Apesar das perdas no incêndio ocorrido em setembro de 2018, o Museu Nacional ainda terá o maior acervo de Egito antigo da América do Sul. A estimativa é do diretor da instituição, o paleontólogo Alexander Kellner.
“Não é querendo mitigar os impactos, porque nós perdemos muito. Mas também conseguimos recuperar muito”, disse ele, durante um bate papo online realizado pelo Museu de Ciências Naturais Joias da Natureza, instituição sediada em Guarujá (SP).
A importância do acervo de Egito antigo, segundo Kellner, é incalculável. “Um dos momentos mais tocante pra mim foi quando recebi a visita do cônsul-geral do Egito. Ele falava das múmias e lacrimejava. Me impressionou. Aquilo era muito importante pra ele. A primeira palavra que disse a ele foi “desculpa”. Foi um pedido de desculpas pelo país”.

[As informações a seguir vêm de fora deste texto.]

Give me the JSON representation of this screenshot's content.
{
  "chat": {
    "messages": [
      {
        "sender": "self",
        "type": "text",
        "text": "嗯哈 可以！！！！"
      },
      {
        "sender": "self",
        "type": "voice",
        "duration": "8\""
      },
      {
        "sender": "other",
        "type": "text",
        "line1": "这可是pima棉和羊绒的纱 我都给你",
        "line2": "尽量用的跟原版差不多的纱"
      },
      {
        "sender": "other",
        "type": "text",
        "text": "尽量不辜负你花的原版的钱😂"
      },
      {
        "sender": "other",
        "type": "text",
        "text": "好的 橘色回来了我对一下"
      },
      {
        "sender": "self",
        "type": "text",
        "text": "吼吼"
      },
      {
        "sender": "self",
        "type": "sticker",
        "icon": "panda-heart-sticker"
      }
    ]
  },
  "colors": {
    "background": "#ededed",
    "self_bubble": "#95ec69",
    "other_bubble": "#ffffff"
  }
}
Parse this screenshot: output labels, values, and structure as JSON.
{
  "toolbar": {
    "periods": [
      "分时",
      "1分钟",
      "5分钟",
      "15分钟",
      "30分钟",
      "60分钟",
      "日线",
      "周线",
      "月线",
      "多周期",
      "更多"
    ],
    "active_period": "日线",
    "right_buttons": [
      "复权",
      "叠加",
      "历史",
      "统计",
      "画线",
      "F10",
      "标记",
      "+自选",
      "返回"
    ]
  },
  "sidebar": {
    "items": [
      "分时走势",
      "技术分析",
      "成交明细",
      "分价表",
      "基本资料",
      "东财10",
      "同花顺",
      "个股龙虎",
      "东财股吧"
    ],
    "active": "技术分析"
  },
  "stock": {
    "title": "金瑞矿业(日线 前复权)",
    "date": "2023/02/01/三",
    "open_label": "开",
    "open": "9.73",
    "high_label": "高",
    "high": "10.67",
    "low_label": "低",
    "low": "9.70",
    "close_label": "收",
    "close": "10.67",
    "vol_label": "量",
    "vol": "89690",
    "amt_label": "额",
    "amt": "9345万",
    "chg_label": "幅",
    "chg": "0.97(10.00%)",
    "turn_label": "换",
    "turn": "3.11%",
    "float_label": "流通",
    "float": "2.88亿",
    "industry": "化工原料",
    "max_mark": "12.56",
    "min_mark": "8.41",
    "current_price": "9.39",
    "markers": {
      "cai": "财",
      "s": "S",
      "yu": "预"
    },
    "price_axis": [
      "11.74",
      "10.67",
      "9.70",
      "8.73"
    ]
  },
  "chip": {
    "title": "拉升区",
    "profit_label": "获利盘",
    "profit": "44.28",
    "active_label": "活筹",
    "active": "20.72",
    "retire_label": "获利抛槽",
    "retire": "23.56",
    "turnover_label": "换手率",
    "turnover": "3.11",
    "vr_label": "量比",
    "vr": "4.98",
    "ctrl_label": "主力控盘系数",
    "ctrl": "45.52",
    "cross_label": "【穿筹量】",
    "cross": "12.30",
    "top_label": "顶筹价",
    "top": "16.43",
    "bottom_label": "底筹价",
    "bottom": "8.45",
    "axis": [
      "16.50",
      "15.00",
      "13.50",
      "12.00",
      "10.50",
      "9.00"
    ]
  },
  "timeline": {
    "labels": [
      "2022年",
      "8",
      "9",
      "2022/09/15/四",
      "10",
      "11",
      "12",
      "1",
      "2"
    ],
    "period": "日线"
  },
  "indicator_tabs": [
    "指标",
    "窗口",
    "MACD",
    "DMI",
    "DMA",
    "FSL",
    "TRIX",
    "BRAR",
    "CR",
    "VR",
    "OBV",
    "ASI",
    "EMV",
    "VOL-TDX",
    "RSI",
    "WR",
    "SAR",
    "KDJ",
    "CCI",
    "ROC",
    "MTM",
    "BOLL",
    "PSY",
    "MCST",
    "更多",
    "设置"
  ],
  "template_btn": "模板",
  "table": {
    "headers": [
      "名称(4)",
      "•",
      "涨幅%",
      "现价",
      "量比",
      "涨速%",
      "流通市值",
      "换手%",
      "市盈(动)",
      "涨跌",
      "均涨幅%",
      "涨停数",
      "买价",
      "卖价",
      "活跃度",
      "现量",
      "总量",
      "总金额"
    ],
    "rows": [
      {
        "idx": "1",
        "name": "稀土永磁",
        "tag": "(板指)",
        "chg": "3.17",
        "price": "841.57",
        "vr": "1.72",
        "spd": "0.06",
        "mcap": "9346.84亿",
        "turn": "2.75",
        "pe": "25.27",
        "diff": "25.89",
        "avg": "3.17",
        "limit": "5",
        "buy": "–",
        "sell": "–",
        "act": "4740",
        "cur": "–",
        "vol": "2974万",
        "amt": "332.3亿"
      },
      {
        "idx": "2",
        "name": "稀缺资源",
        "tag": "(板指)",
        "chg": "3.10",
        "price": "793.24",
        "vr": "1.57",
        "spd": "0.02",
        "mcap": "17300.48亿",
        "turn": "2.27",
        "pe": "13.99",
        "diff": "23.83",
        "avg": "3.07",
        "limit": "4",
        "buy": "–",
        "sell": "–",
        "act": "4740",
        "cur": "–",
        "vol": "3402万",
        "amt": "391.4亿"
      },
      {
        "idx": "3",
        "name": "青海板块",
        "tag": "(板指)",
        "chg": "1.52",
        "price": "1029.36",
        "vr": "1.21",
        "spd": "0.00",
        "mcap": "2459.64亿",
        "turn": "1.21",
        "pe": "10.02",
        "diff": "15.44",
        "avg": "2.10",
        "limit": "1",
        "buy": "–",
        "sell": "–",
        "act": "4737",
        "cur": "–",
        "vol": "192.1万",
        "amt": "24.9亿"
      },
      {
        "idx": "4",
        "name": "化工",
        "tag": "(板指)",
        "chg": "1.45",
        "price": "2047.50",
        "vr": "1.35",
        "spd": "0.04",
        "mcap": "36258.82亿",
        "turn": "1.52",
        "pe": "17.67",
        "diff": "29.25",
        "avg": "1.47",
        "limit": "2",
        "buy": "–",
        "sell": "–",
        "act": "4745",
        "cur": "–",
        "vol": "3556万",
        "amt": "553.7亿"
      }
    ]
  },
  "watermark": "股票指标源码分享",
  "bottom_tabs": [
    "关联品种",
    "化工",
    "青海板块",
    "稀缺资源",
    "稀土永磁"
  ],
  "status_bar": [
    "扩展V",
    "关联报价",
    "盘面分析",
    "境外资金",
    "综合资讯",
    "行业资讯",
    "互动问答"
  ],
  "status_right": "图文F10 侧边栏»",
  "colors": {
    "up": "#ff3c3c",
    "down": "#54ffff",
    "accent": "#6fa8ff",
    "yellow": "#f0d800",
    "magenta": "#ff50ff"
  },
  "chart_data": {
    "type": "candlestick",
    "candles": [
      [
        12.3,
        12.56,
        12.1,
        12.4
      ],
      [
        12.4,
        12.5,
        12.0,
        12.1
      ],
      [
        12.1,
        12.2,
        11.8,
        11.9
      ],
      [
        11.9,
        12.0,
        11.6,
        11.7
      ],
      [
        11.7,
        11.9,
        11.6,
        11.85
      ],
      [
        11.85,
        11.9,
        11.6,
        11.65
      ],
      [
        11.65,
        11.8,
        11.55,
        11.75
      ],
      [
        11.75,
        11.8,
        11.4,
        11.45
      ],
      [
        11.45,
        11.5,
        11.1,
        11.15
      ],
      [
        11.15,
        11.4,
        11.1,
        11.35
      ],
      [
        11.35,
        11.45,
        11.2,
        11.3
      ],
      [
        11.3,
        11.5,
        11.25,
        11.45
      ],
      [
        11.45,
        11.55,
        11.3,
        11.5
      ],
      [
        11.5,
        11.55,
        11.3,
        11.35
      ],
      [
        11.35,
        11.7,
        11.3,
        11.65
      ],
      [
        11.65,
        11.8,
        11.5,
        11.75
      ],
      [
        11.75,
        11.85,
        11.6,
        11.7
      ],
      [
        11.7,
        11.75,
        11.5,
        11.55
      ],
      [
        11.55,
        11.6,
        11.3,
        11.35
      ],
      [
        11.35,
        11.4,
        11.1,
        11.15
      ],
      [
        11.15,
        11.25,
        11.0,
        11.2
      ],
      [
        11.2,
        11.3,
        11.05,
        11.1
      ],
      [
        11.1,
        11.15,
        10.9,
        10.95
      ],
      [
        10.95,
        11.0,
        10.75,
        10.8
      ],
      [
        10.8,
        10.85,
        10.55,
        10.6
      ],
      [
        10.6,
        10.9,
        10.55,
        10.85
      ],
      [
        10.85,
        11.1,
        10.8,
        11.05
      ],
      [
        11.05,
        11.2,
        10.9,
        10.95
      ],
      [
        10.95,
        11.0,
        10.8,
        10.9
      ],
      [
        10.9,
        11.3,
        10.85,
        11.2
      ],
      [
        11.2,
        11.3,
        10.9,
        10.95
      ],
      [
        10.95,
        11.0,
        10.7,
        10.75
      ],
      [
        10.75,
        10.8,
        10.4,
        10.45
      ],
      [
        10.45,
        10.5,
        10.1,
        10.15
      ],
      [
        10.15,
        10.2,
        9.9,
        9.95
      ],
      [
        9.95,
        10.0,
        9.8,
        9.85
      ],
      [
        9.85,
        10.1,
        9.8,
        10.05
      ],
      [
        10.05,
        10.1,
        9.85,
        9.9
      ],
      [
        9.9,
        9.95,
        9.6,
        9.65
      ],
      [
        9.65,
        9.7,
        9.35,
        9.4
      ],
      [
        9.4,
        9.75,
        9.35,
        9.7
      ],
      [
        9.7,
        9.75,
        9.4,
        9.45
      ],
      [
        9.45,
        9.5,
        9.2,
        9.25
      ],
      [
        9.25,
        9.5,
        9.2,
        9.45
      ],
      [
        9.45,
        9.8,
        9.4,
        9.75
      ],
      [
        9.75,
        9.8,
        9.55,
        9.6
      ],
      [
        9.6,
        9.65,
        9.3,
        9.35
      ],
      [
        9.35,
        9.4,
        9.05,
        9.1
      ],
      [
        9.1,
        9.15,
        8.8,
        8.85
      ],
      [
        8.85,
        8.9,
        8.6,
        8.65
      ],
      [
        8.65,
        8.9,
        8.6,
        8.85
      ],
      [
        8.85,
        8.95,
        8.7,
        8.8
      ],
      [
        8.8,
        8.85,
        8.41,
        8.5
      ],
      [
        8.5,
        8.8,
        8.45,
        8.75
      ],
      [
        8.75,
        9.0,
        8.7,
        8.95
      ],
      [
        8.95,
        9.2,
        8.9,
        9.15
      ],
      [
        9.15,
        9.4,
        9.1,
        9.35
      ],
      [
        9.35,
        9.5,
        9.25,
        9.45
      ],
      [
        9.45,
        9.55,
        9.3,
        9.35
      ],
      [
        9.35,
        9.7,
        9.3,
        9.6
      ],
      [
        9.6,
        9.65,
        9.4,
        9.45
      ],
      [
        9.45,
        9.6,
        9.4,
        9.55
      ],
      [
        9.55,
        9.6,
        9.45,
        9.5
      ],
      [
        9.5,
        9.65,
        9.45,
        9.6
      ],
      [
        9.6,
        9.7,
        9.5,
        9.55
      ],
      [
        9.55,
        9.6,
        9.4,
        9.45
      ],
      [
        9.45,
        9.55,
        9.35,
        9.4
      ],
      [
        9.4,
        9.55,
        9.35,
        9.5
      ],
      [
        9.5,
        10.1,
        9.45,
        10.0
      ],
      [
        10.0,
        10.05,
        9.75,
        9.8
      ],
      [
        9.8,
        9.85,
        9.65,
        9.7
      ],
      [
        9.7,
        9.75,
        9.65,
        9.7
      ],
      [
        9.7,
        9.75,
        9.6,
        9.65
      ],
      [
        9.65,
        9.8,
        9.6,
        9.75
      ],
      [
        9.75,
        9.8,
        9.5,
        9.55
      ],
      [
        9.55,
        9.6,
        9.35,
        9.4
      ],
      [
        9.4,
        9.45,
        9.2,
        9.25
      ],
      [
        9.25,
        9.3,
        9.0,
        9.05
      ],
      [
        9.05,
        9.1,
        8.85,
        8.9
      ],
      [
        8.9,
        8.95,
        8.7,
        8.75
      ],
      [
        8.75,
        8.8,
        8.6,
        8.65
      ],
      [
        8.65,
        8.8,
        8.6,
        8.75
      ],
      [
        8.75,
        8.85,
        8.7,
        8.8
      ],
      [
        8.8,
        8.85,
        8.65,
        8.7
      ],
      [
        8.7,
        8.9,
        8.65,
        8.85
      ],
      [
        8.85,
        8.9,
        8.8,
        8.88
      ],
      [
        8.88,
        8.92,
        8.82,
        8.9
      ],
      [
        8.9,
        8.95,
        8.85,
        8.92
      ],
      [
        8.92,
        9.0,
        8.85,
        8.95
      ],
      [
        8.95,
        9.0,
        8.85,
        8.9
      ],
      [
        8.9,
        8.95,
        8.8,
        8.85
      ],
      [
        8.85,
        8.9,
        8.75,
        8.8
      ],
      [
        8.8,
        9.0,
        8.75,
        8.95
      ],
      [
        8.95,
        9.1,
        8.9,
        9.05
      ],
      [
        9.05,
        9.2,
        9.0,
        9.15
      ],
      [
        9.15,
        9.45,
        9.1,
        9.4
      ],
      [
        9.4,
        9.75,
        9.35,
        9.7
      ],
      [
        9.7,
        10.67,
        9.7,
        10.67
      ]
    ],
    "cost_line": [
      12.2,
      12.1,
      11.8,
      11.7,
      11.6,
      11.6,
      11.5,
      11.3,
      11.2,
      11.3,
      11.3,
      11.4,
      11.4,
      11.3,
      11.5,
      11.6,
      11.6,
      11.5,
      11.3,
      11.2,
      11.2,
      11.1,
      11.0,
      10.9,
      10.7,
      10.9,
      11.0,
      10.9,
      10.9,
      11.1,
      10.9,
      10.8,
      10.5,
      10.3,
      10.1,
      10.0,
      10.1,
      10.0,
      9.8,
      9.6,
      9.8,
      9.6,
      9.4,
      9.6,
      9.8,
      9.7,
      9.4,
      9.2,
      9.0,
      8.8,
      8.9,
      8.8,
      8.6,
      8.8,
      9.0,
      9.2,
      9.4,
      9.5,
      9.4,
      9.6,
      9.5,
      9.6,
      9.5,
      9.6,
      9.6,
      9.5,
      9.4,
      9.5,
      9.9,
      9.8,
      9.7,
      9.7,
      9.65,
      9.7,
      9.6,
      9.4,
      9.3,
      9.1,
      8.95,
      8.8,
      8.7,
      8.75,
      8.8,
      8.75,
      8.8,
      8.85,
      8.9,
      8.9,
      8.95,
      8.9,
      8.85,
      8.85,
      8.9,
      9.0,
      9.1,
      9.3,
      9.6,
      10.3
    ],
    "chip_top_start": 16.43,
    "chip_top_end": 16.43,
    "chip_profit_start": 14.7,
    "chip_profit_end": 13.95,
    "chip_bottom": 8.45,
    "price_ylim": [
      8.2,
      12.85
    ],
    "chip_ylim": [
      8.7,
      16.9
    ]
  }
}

Vinculado à Universidade Federal do Rio de Janeiro (UFRJ), o Museu Nacional localiza-se na Quinta da Boa Vista e é a mais antiga instituição científica do Brasil. Foi fundado por D.João VI em 1818. O incêndio de grandes proporções arrasou exemplares raros, como esqueletos de animais pré-históricos, artefatos etnográficos e múmias.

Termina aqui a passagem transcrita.